Translation Software That Learns by Reading
redcone writes "New Scientist is reporting that translation software that develops an understanding of languages by scanning through thousands of previously translated documents has been released by U.S. researchers. According to the article "The translated documents used to teach the translation algorithms can be electronic, on paper, or even audio files. The system is not only faster than other methods, but also better suited to tackling less common languages and the unusual vocabulary found in specialised or technical texts.""
I remember hearing about this a couple years ago. They were using translations of Harry Potter and the Bible to teach this software to translate. It seems to work well. I wonder what it'd make of different translations of technical documentation.
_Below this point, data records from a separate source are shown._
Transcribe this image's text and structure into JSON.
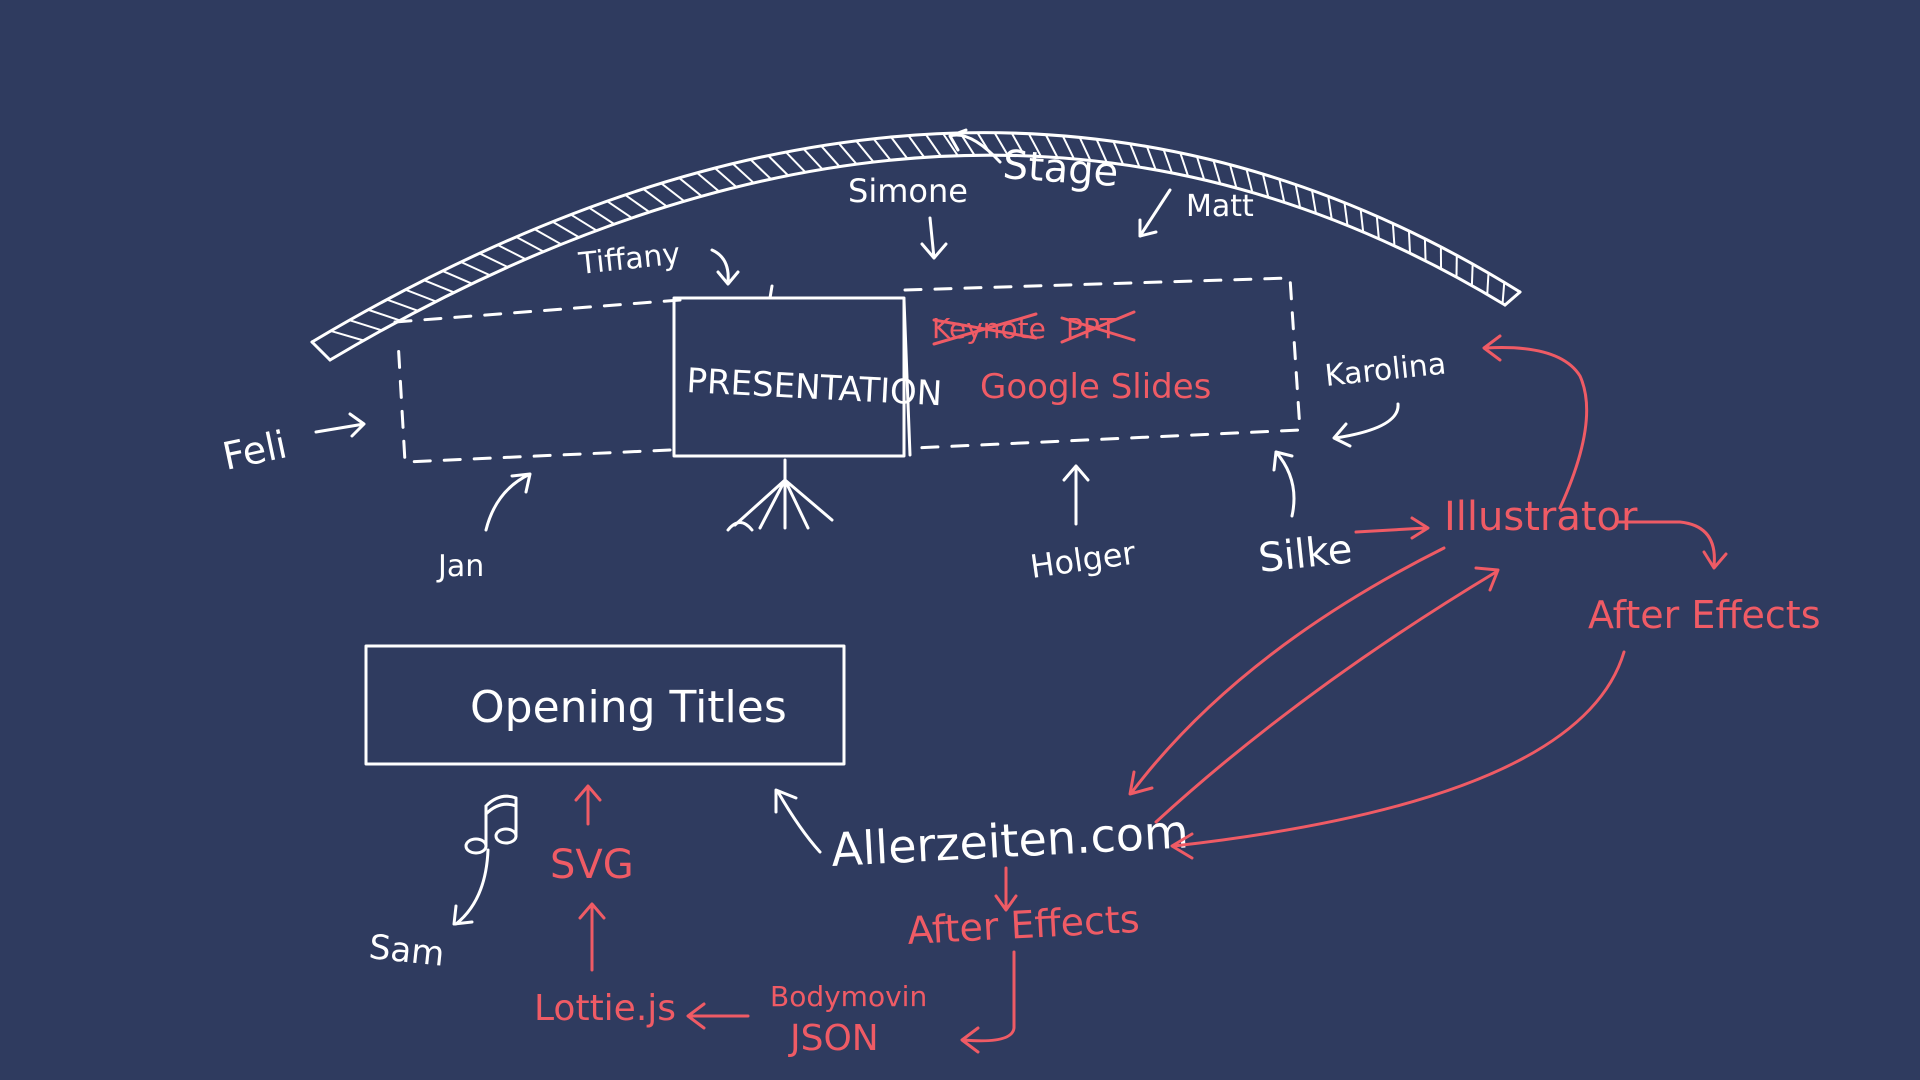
{
  "colors": {
    "background": "#2f3b5f",
    "ink": "#ffffff",
    "accent": "#ef5b65"
  },
  "stage": {
    "label": "Stage"
  },
  "screen": {
    "label": "PRESENTATION"
  },
  "people": {
    "simone": "Simone",
    "matt": "Matt",
    "tiffany": "Tiffany",
    "feli": "Feli",
    "jan": "Jan",
    "holger": "Holger",
    "silke": "Silke",
    "karolina": "Karolina",
    "sam": "Sam"
  },
  "slides_tools": {
    "struck": [
      "Keynote",
      "PPT"
    ],
    "chosen": "Google Slides"
  },
  "pipeline": {
    "illustrator": "Illustrator",
    "after_effects_top": "After Effects",
    "site": "Allerzeiten.com",
    "after_effects_bottom": "After Effects",
    "bodymovin_line1": "Bodymovin",
    "bodymovin_line2": "JSON",
    "lottie": "Lottie.js",
    "svg": "SVG"
  },
  "opening_titles": {
    "label": "Opening Titles"
  },
  "icons": [
    "music-note-icon",
    "projector-tripod-icon"
  ]
}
That'd probably be even more interesting than what it'd make out of 'quidditch'.
This could be great if it were opensourced. It'd be nice to translate email, instant messages, websites, technical docs, and lots of other stuff we're currently using the fish for. The fish is nice but not that effecient to add to other programs and it's translations aren't usually that great.
At what price learning? At what cost wisdom? The price is a man's peace of mind, and the cost is his life.
In one way or another this is similar to training neural nets to recognize images, or spam filters to mark junkmail. Great way to put number-crunching power of computers to direct work.
http://zero-to-enterprise.blogspot.com/
Don't remember exactly where I read this, but google apparently has long believed that there is enough data on the internet alone to be able to intelligently translate... What these guys claim to have done is, it would seem, the missing peace of the puzzle for google. I wouldn't be surprised if google gets in on this.
Does anybody understand the tax code? Why should software be any different?
I think that software that can learn can be said to understand a problem just as much as a human can. The difference between understanding and just doing is having the ability to learn from new data and to change your actions as required.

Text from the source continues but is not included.